In the training sessions, the participants squeezed a small gripping device 36 times (18 times with each hand) and held their grip for three seconds; the researchers measured the amount of force they used. The training consisted of two sessions a week over four weeks; the eight sessions each lasted about 90 minutes.
"The combination of spinal stimulation plus training with the hands allows them to regain the lost function," Gad said. They were less dependent on their caregivers, and could feed and dress themselves, he added.
Two of the six returned to Edgerton's laboratory 60 days after the training ended and maintained their grip strength; they could turn a doorknob with one hand, twist off a bottle cap and use a fork with one hand. (The four others did not return to the laboratory. The research subjects live in New York, Minnesota and elsewhere.)
The research is published online this month in the Journal of Neurotrauma.
More than 1.2 million Americans are living with paralysis from spinal cord injuries, according to the Christopher and Dana Reeve Foundation. Hundreds of thousands of people in the United States have lost control of vital body functions due to such injuries, including use of their hands and fingers.
"Improved hand function can mean the difference between needing around-the-clock care and living more independently," said Peter Wilderotter, president and CEO of the Reeve Foundation. "These findings bring great hope to those who were told recovery following paralysis would be impossible. As new discoveries and breakthroughs are uncovered, it is clear the word 'impossible' no longer applies to spinal cord injury."
Edgerton's research team has worked with more than two dozen people with severe spinal cord injuries, the vast majority of whom have shown substantial improvements.
"Nearly everyone thought the only people who would benefit from treatment were those who had been injured for less than a year; that was the dogma. Now we know the dogma is dead," said Edgerton, who is also affiliated with the University of Technology Sydney's Centre for Neuroscience and Regenerative Medicine in Australia. "All of our subjects have been paralyzed for more than a year.
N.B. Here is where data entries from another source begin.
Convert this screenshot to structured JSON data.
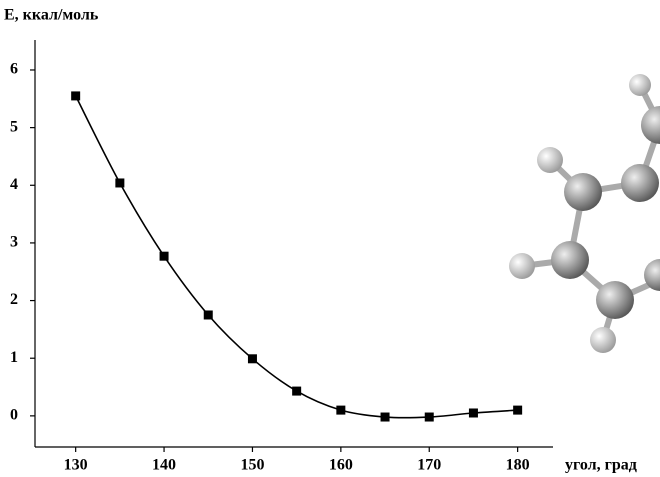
{
  "chart_data": {
    "type": "line",
    "y_label": "E, ккал/моль",
    "x_label": "угол, град",
    "x": [
      130,
      135,
      140,
      145,
      150,
      155,
      160,
      165,
      170,
      175,
      180
    ],
    "series": [
      {
        "color": "#000000",
        "values": [
          5.55,
          4.04,
          2.77,
          1.75,
          0.99,
          0.43,
          0.1,
          -0.02,
          -0.02,
          0.05,
          0.1
        ]
      }
    ],
    "xlim": [
      125.4,
      184
    ],
    "ylim": [
      -0.54,
      6.52
    ],
    "xticks": [
      130,
      140,
      150,
      160,
      170,
      180
    ],
    "yticks": [
      0,
      1,
      2,
      3,
      4,
      5,
      6
    ]
  }
}
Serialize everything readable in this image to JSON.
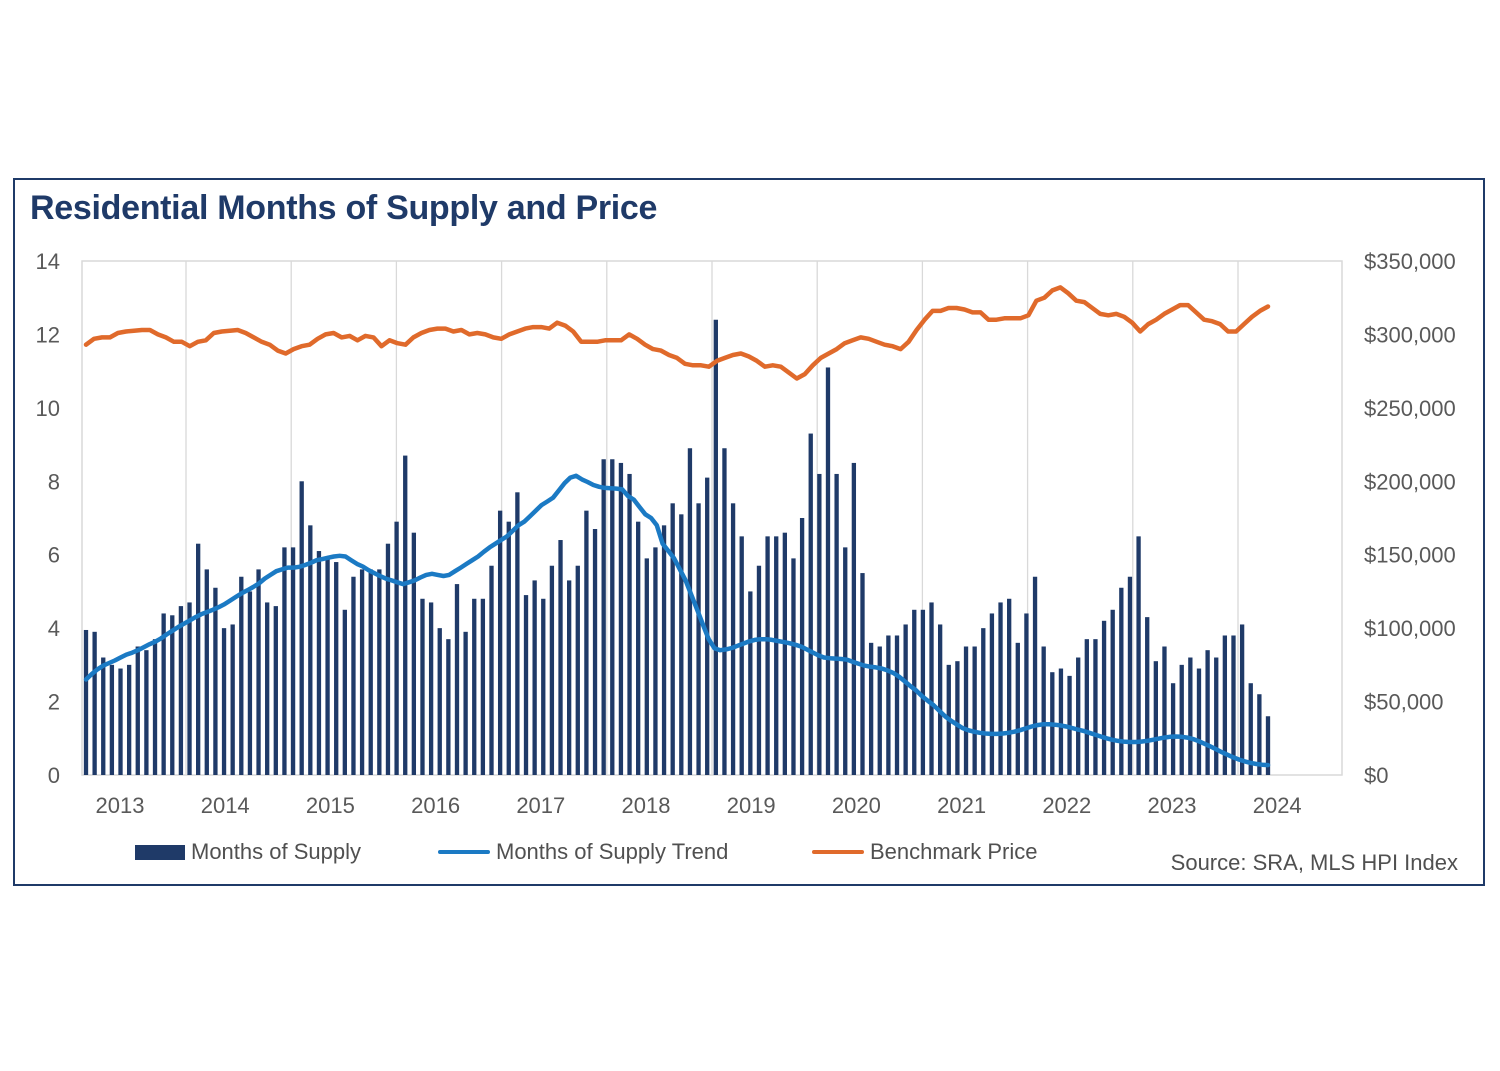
{
  "chart_data": {
    "type": "bar",
    "title": "Residential Months of Supply and Price",
    "source": "Source: SRA, MLS HPI Index",
    "y_left": {
      "min": 0,
      "max": 14,
      "ticks": [
        0,
        2,
        4,
        6,
        8,
        10,
        12,
        14
      ],
      "tick_labels": [
        "0",
        "2",
        "4",
        "6",
        "8",
        "10",
        "12",
        "14"
      ]
    },
    "y_right": {
      "min": 0,
      "max": 350000,
      "ticks": [
        0,
        50000,
        100000,
        150000,
        200000,
        250000,
        300000,
        350000
      ],
      "tick_labels": [
        "$0",
        "$50,000",
        "$100,000",
        "$150,000",
        "$200,000",
        "$250,000",
        "$300,000",
        "$350,000"
      ]
    },
    "x_labels": [
      "2013",
      "2014",
      "2015",
      "2016",
      "2017",
      "2018",
      "2019",
      "2020",
      "2021",
      "2022",
      "2023",
      "2024"
    ],
    "start_period": "2012-09",
    "period": "monthly",
    "colors": {
      "supply": "#1f3a68",
      "trend": "#1b7ac4",
      "price": "#e06a2b",
      "grid": "#d9d9d9",
      "axis_text": "#595959"
    },
    "series": [
      {
        "name": "Months of Supply",
        "type": "bar",
        "axis": "left",
        "values": [
          3.95,
          3.9,
          3.2,
          3.0,
          2.9,
          3.0,
          3.5,
          3.4,
          3.7,
          4.4,
          4.35,
          4.6,
          4.7,
          6.3,
          5.6,
          5.1,
          4.0,
          4.1,
          5.4,
          5.0,
          5.6,
          4.7,
          4.6,
          6.2,
          6.2,
          8.0,
          6.8,
          6.1,
          5.9,
          5.8,
          4.5,
          5.4,
          5.6,
          5.6,
          5.6,
          6.3,
          6.9,
          8.7,
          6.6,
          4.8,
          4.7,
          4.0,
          3.7,
          5.2,
          3.9,
          4.8,
          4.8,
          5.7,
          7.2,
          6.9,
          7.7,
          4.9,
          5.3,
          4.8,
          5.7,
          6.4,
          5.3,
          5.7,
          7.2,
          6.7,
          8.6,
          8.6,
          8.5,
          8.2,
          6.9,
          5.9,
          6.2,
          6.8,
          7.4,
          7.1,
          8.9,
          7.4,
          8.1,
          12.4,
          8.9,
          7.4,
          6.5,
          5.0,
          5.7,
          6.5,
          6.5,
          6.6,
          5.9,
          7.0,
          9.3,
          8.2,
          11.1,
          8.2,
          6.2,
          8.5,
          5.5,
          3.6,
          3.5,
          3.8,
          3.8,
          4.1,
          4.5,
          4.5,
          4.7,
          4.1,
          3.0,
          3.1,
          3.5,
          3.5,
          4.0,
          4.4,
          4.7,
          4.8,
          3.6,
          4.4,
          5.4,
          3.5,
          2.8,
          2.9,
          2.7,
          3.2,
          3.7,
          3.7,
          4.2,
          4.5,
          5.1,
          5.4,
          6.5,
          4.3,
          3.1,
          3.5,
          2.5,
          3.0,
          3.2,
          2.9,
          3.4,
          3.2,
          3.8,
          3.8,
          4.1,
          2.5,
          2.2,
          1.6
        ]
      },
      {
        "name": "Months of Supply Trend",
        "type": "line",
        "axis": "left",
        "values": [
          2.6,
          2.75,
          2.88,
          2.98,
          3.05,
          3.12,
          3.2,
          3.28,
          3.33,
          3.4,
          3.48,
          3.56,
          3.63,
          3.72,
          3.83,
          3.93,
          4.03,
          4.12,
          4.21,
          4.3,
          4.38,
          4.44,
          4.5,
          4.57,
          4.65,
          4.75,
          4.85,
          4.95,
          5.03,
          5.12,
          5.22,
          5.35,
          5.45,
          5.55,
          5.6,
          5.65,
          5.65,
          5.67,
          5.72,
          5.78,
          5.85,
          5.88,
          5.92,
          5.95,
          5.97,
          5.95,
          5.85,
          5.75,
          5.68,
          5.58,
          5.5,
          5.42,
          5.35,
          5.3,
          5.25,
          5.2,
          5.25,
          5.3,
          5.38,
          5.45,
          5.48,
          5.45,
          5.42,
          5.45,
          5.55,
          5.65,
          5.75,
          5.85,
          5.95,
          6.08,
          6.2,
          6.3,
          6.4,
          6.5,
          6.65,
          6.8,
          6.9,
          7.05,
          7.2,
          7.35,
          7.45,
          7.55,
          7.75,
          7.95,
          8.1,
          8.15,
          8.05,
          7.98,
          7.9,
          7.85,
          7.82,
          7.81,
          7.8,
          7.78,
          7.6,
          7.5,
          7.3,
          7.1,
          7.0,
          6.8,
          6.3,
          6.1,
          5.9,
          5.6,
          5.3,
          4.9,
          4.5,
          4.1,
          3.7,
          3.45,
          3.4,
          3.42,
          3.46,
          3.52,
          3.58,
          3.64,
          3.68,
          3.7,
          3.7,
          3.68,
          3.65,
          3.62,
          3.59,
          3.55,
          3.5,
          3.42,
          3.34,
          3.26,
          3.2,
          3.18,
          3.17,
          3.16,
          3.14,
          3.08,
          3.03,
          2.98,
          2.95,
          2.93,
          2.9,
          2.85,
          2.78,
          2.68,
          2.55,
          2.42,
          2.3,
          2.15,
          2.02,
          1.9,
          1.75,
          1.6,
          1.48,
          1.38,
          1.28,
          1.22,
          1.18,
          1.15,
          1.13,
          1.12,
          1.12,
          1.13,
          1.15,
          1.18,
          1.22,
          1.27,
          1.32,
          1.36,
          1.38,
          1.38,
          1.37,
          1.35,
          1.32,
          1.28,
          1.24,
          1.2,
          1.15,
          1.1,
          1.05,
          1.0,
          0.96,
          0.93,
          0.91,
          0.9,
          0.9,
          0.91,
          0.93,
          0.96,
          0.99,
          1.02,
          1.04,
          1.05,
          1.04,
          1.02,
          0.98,
          0.92,
          0.85,
          0.78,
          0.7,
          0.62,
          0.55,
          0.48,
          0.42,
          0.37,
          0.33,
          0.3,
          0.28,
          0.27
        ]
      },
      {
        "name": "Benchmark Price",
        "type": "line",
        "axis": "right",
        "values": [
          293000,
          297000,
          298000,
          298000,
          301000,
          302000,
          302500,
          303000,
          303000,
          300000,
          298000,
          295000,
          295000,
          292000,
          295000,
          296000,
          301000,
          302000,
          302500,
          303000,
          301000,
          298000,
          295000,
          293000,
          289000,
          287000,
          290000,
          292000,
          293000,
          297000,
          300000,
          301000,
          298000,
          299000,
          296000,
          299000,
          298000,
          292000,
          296000,
          294000,
          293000,
          298000,
          301000,
          303000,
          304000,
          304000,
          302000,
          303000,
          300000,
          301000,
          300000,
          298000,
          297000,
          300000,
          302000,
          304000,
          305000,
          305000,
          304000,
          308000,
          306000,
          302000,
          295000,
          295000,
          295000,
          296000,
          296000,
          296000,
          300000,
          297000,
          293000,
          290000,
          289000,
          286000,
          284000,
          280000,
          279000,
          279000,
          278000,
          282000,
          284000,
          286000,
          287000,
          285000,
          282000,
          278000,
          279000,
          278000,
          274000,
          270000,
          273000,
          279000,
          284000,
          287000,
          290000,
          294000,
          296000,
          298000,
          297000,
          295000,
          293000,
          292000,
          290000,
          295000,
          303000,
          310000,
          316000,
          316000,
          318000,
          318000,
          317000,
          315000,
          315000,
          310000,
          310000,
          311000,
          311000,
          311000,
          313000,
          323000,
          325000,
          330000,
          332000,
          328000,
          323000,
          322000,
          318000,
          314000,
          313000,
          314000,
          312000,
          308000,
          302000,
          307000,
          310000,
          314000,
          317000,
          320000,
          320000,
          315000,
          310000,
          309000,
          307000,
          302000,
          302000,
          307000,
          312000,
          316000,
          319000
        ]
      }
    ],
    "legend": [
      "Months of Supply",
      "Months of Supply Trend",
      "Benchmark Price"
    ]
  }
}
We know that in a high percentage of subjects who are severely injured, we can improve their quality of life."
Edgerton is seeking FDA approval for the motor control device so that it can be used by rehabilitation clinics and others. He is able to accept only a small number of people into his research program.
The spinal stimulation approach is inexpensive, does not require surgery and can be used in poor communities and countries without advanced medical facilities -- "and the effects are in some ways, we think, better than surgery," Edgerton said.
"I get criticized a lot for giving 'false hope' but we follow where the science tells us to go and just give the research results," Edgerton said. "Everything is telling us the nervous system is much more adaptable than we've given it credit for, and can relearn and recover from severe injury."